On the other hand, the novel possibly pathogenic mutation 6204A>G was located in the COI gene. The amino-acid conservation rate of this position was 100% (61/61 mammals). In previous reports, more than 20 pathogenic mutations in the MT-ND1 gene were reported in patients with LHON (Leber's hereditary optic neuropathy) and MELAS. Also, ND1 mutation-related hearing impairment has been reported: 3308T>C causing MELAS with deafness,[16] 3395A>G causing hypertrophic cardiomyopathy with profound SNHL,[17] and 3396T>C and 3421G>A causing maternally inherited diabetes and deafness.[18, 19] Three COI mutations related to hearing loss have also been reported (7443A>G,[20] 7444G>A[21] and 7445A>G[7, 8]). Our results taken with these previous reports support the possibility that mutations in the ND1 and COI regions are associated with hearing impairment.

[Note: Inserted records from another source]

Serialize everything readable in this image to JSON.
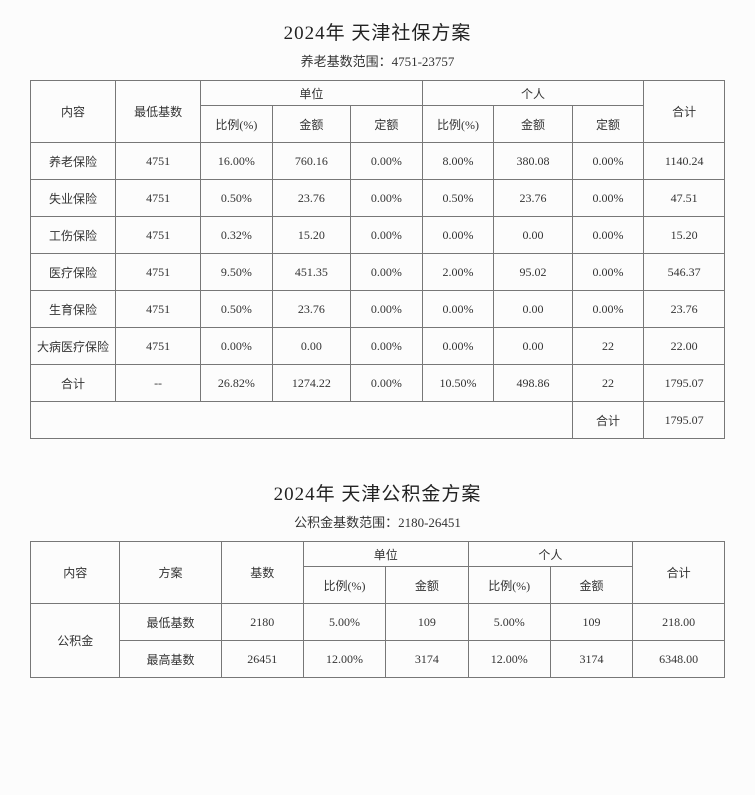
{
  "shebao": {
    "title": "2024年 天津社保方案",
    "subtitle": "养老基数范围：4751-23757",
    "headers": {
      "content": "内容",
      "minBase": "最低基数",
      "company": "单位",
      "personal": "个人",
      "total": "合计",
      "ratio": "比例(%)",
      "amount": "金额",
      "fixed": "定额"
    },
    "rows": [
      {
        "name": "养老保险",
        "base": "4751",
        "cr": "16.00%",
        "ca": "760.16",
        "cf": "0.00%",
        "pr": "8.00%",
        "pa": "380.08",
        "pf": "0.00%",
        "total": "1140.24"
      },
      {
        "name": "失业保险",
        "base": "4751",
        "cr": "0.50%",
        "ca": "23.76",
        "cf": "0.00%",
        "pr": "0.50%",
        "pa": "23.76",
        "pf": "0.00%",
        "total": "47.51"
      },
      {
        "name": "工伤保险",
        "base": "4751",
        "cr": "0.32%",
        "ca": "15.20",
        "cf": "0.00%",
        "pr": "0.00%",
        "pa": "0.00",
        "pf": "0.00%",
        "total": "15.20"
      },
      {
        "name": "医疗保险",
        "base": "4751",
        "cr": "9.50%",
        "ca": "451.35",
        "cf": "0.00%",
        "pr": "2.00%",
        "pa": "95.02",
        "pf": "0.00%",
        "total": "546.37"
      },
      {
        "name": "生育保险",
        "base": "4751",
        "cr": "0.50%",
        "ca": "23.76",
        "cf": "0.00%",
        "pr": "0.00%",
        "pa": "0.00",
        "pf": "0.00%",
        "total": "23.76"
      },
      {
        "name": "大病医疗保险",
        "base": "4751",
        "cr": "0.00%",
        "ca": "0.00",
        "cf": "0.00%",
        "pr": "0.00%",
        "pa": "0.00",
        "pf": "22",
        "total": "22.00"
      }
    ],
    "sumRow": {
      "name": "合计",
      "base": "--",
      "cr": "26.82%",
      "ca": "1274.22",
      "cf": "0.00%",
      "pr": "10.50%",
      "pa": "498.86",
      "pf": "22",
      "total": "1795.07"
    },
    "grandLabel": "合计",
    "grandTotal": "1795.07"
  },
  "gjj": {
    "title": "2024年 天津公积金方案",
    "subtitle": "公积金基数范围：2180-26451",
    "headers": {
      "content": "内容",
      "plan": "方案",
      "base": "基数",
      "company": "单位",
      "personal": "个人",
      "total": "合计",
      "ratio": "比例(%)",
      "amount": "金额"
    },
    "rowLabel": "公积金",
    "rows": [
      {
        "plan": "最低基数",
        "base": "2180",
        "cr": "5.00%",
        "ca": "109",
        "pr": "5.00%",
        "pa": "109",
        "total": "218.00"
      },
      {
        "plan": "最高基数",
        "base": "26451",
        "cr": "12.00%",
        "ca": "3174",
        "pr": "12.00%",
        "pa": "3174",
        "total": "6348.00"
      }
    ]
  }
}
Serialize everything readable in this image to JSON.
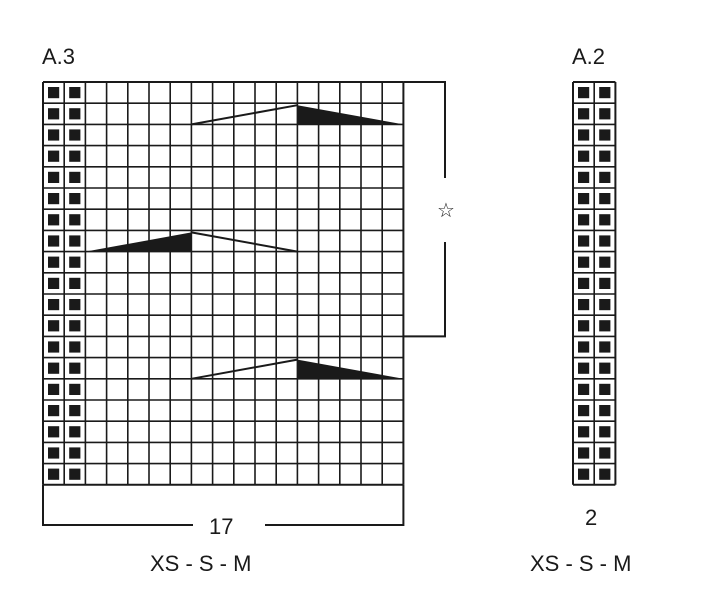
{
  "charts": [
    {
      "title": "A.3",
      "columns": 17,
      "rows": 19,
      "edge_stitch_columns": 2,
      "width_label": "17",
      "sizes": "XS - S - M",
      "repeat_marker": "☆",
      "repeat_rows_from_top": [
        1,
        12
      ]
    },
    {
      "title": "A.2",
      "columns": 2,
      "rows": 19,
      "width_label": "2",
      "sizes": "XS - S - M"
    }
  ],
  "colors": {
    "ink": "#1a1a1a",
    "background": "#ffffff"
  }
}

Most of the mtDNA mutations associated with hearing loss indicate low penetrance explained as a mild biochemical defect indicating that the mutation itself is not sufficient to produce the clinical phenotype. Thus, other modifying factors including nuclear backgrounds, environmental factors and mitochondrial haplotypes are necessary for the phenotypic manifestation of the mutation. The degree of hearing loss from mtDNA mutation can be similar within individual families but varied among different family groups, probably due to the modifier effect by nuclear genes.[22]

Conclusion

Nineteen known mitochondrial mutations were found predominantly in the maternally inherited group. Among them, frequencies of 1555A>G and 3243A>G mutations were significantly high, indicating that these two mutations are important causes of maternally inherited hearing loss. In addition to the previously reported mitochondrial mutations, we detected 10 novel homoplasmic mutations in the mitochondrial genes related to hearing loss by direct sequencing of whole mitochondrial genomes in Japanese patients. Two of them, 3595A>G and 6204A>G, are possibly associated with hearing loss.